5: Willy dan Permainannya

180 50 22
                                    


YUKI

CELLO, Willy, Cindy, Via, Rendi, dan aku kali ini sedang duduk bersila mengitari Rio, yang tengah memandangi layar ponselnya. Ngomong-ngomong, aku cuma ikut-ikutan saja, bahkan enggak paham apa yang sebenarnya terjadi. Willy bilang, sih, ini sangat penting. Maka dari itu, Rio harus menunda sejenak latihannya denganku untuk membicarakan hal ini terlebih dahulu.

"Nggak usah dempet-dempet bisa, kan?" Rio menyikut Cello dan Willy yang saling berdesakkan di sampingnya.

Aku mengintip sekilas ke layar ponsel Rio yang kini jadi bahan tontonan. Sebuah pesan BBM dari Putri Maharani tertulis di sana. Pesan tersebut berbunyi, "Kak Rio, besok latihan bareng Kak Yuki, kan? Aku nonton, ya. Sekalian liat Inversion latihan". Menurut Rendi, Putri cuma gabut, makanya setiap Inversion latihan di sekolah, dia ada di sana. Maklum, terkadang rapat OSIS diadakan jam dua siang dan enggak akan langsung dimulai. Jadi Putri memilih mengisi waktunya dengan menonton Inversion latihan.

Cello tentu enggak setuju dengan pendapat Rendi. "Gue yakin si Putri itu caper sama Rio. Setuju 'kan, Le?"

Leo mengangkat bahu. "Itu waktu gue belum tau kalo Putri udah sering nonton Inversion latihan," jawabnya santai, dan dibalas oleh dengusan Cello.

"Masa iya, cuma gabut doang?" tanya Via. "Ini udah terlalu sering, lho. Rapat OSIS aja enggak digelar setiap hari."

Cindy menatap Via seolah melihat sesuatu yang mencurigakan. "Setuju. Gue masih sependapat sama omongan Leo kemaren. Soalnya gini, loh, si Putri keliatan salting waktu itu."

Aku mengangguk. "Mungkin bener, emang ada yang Putri suka. Cuma gue rasa orangnya bukan Rio, tapi Rendi."

Rendi terbatuk mendengar ucapanku yang tiba-tiba. "Demi apa pun, Ki. Jangan bercanda," tampiknya.

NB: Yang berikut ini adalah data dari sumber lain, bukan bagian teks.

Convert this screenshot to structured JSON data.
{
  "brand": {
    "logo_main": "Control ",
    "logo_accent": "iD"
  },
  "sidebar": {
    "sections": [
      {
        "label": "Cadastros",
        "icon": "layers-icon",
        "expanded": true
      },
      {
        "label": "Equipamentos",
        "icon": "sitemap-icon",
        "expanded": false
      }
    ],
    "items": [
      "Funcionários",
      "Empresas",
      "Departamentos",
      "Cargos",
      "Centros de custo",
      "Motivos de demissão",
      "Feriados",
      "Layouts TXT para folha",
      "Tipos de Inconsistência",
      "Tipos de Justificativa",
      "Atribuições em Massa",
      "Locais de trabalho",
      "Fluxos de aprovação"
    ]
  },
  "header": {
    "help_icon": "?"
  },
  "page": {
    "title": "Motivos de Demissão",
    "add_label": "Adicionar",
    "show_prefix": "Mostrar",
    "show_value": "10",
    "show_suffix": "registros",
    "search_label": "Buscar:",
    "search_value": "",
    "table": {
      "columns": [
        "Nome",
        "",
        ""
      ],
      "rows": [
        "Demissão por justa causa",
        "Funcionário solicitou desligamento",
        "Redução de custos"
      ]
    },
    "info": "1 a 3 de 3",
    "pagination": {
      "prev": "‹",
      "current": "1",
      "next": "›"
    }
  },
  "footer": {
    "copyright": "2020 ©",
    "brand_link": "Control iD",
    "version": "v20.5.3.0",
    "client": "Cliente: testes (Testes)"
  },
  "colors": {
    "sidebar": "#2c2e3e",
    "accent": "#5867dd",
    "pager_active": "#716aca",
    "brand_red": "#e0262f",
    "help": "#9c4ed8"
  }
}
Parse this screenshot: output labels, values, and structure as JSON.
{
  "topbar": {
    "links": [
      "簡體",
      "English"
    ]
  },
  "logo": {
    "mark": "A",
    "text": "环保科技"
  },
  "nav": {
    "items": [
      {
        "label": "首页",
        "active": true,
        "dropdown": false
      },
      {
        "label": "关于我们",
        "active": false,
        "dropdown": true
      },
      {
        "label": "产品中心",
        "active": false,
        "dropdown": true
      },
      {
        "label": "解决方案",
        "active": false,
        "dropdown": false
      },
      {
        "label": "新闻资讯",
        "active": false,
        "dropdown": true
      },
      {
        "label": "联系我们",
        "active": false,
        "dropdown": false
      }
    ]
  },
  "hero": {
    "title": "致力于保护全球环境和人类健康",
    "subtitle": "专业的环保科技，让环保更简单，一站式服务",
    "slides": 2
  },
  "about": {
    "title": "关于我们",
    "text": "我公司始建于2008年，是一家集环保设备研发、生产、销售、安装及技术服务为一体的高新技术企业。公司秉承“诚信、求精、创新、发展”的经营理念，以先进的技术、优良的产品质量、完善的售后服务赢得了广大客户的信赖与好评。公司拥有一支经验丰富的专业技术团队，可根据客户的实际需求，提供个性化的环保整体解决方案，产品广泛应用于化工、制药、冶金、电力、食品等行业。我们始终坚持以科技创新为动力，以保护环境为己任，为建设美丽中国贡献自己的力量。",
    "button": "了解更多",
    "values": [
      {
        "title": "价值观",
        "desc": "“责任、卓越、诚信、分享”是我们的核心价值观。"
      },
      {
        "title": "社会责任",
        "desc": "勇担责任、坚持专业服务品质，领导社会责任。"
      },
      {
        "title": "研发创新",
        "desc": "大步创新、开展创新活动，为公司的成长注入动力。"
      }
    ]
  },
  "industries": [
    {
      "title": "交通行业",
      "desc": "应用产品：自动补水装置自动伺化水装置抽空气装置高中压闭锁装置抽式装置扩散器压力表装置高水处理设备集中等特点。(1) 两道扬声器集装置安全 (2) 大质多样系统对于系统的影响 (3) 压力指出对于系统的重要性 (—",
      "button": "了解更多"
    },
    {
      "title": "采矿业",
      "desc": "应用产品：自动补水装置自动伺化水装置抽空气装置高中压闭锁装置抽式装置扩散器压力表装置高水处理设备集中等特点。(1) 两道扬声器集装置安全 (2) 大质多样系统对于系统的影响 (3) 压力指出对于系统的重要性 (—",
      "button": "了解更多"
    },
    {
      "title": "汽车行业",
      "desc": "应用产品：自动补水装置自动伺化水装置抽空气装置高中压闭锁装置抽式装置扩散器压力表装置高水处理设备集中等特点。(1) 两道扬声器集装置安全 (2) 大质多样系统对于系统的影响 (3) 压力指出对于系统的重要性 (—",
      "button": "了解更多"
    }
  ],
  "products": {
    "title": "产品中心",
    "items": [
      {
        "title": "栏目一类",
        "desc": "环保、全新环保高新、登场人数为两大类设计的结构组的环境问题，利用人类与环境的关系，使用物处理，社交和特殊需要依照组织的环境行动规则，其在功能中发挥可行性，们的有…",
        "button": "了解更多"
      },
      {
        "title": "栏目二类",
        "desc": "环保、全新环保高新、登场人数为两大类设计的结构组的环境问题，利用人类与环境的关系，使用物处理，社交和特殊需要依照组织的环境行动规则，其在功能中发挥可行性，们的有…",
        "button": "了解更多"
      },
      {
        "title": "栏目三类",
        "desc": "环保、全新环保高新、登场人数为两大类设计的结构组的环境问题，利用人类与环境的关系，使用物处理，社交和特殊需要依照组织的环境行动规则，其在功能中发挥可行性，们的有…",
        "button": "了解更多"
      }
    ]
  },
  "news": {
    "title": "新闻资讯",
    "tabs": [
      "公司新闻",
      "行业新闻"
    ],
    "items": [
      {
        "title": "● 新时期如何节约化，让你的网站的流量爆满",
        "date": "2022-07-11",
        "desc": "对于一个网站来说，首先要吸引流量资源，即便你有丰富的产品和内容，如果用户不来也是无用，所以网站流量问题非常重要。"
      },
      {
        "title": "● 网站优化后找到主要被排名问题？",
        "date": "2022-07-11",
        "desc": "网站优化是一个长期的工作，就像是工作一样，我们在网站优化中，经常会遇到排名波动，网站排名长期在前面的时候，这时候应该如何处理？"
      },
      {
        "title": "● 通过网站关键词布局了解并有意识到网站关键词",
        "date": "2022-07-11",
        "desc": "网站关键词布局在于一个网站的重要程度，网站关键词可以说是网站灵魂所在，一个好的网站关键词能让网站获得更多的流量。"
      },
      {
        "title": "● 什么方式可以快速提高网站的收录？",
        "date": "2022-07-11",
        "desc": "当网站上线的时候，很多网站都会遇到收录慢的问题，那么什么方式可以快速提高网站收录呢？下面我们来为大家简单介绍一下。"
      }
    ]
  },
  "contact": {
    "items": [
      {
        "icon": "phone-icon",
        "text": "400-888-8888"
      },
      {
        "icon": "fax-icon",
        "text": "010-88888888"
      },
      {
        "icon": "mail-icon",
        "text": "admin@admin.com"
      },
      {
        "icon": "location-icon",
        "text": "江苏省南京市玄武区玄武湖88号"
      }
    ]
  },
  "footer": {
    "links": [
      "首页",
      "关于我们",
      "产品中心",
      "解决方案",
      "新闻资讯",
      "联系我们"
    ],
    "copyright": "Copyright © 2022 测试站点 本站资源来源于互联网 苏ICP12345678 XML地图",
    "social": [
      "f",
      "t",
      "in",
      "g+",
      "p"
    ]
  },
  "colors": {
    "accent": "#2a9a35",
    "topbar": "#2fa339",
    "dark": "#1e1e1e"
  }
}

"Ini nggak bercanda. Gue udah sering lihat dia senyum-senyum sendiri kalo lagi sama elo," ujarku dengan penuh keyakinan. Karena sejauh ini, yang aku lihat memang seperti itu, Putri selalu tersenyum lebar setiap kali melihat Rendi dan akan terdengar bersemangat saat bersamanya.

"Oke," Rio menyingkirkan ponselnya dari tatapan kami. "Berarti yang Putri suka bukan gue. Jadi, kalo besok Putri datang buat nonton latihan, jangan ledek gue sama Putri."

"Tapi," Willy akhirnya membuka suara. "Kita nggak akan tau siapa yang Putri suka, kalo kita nggak coba cari tau sendiri."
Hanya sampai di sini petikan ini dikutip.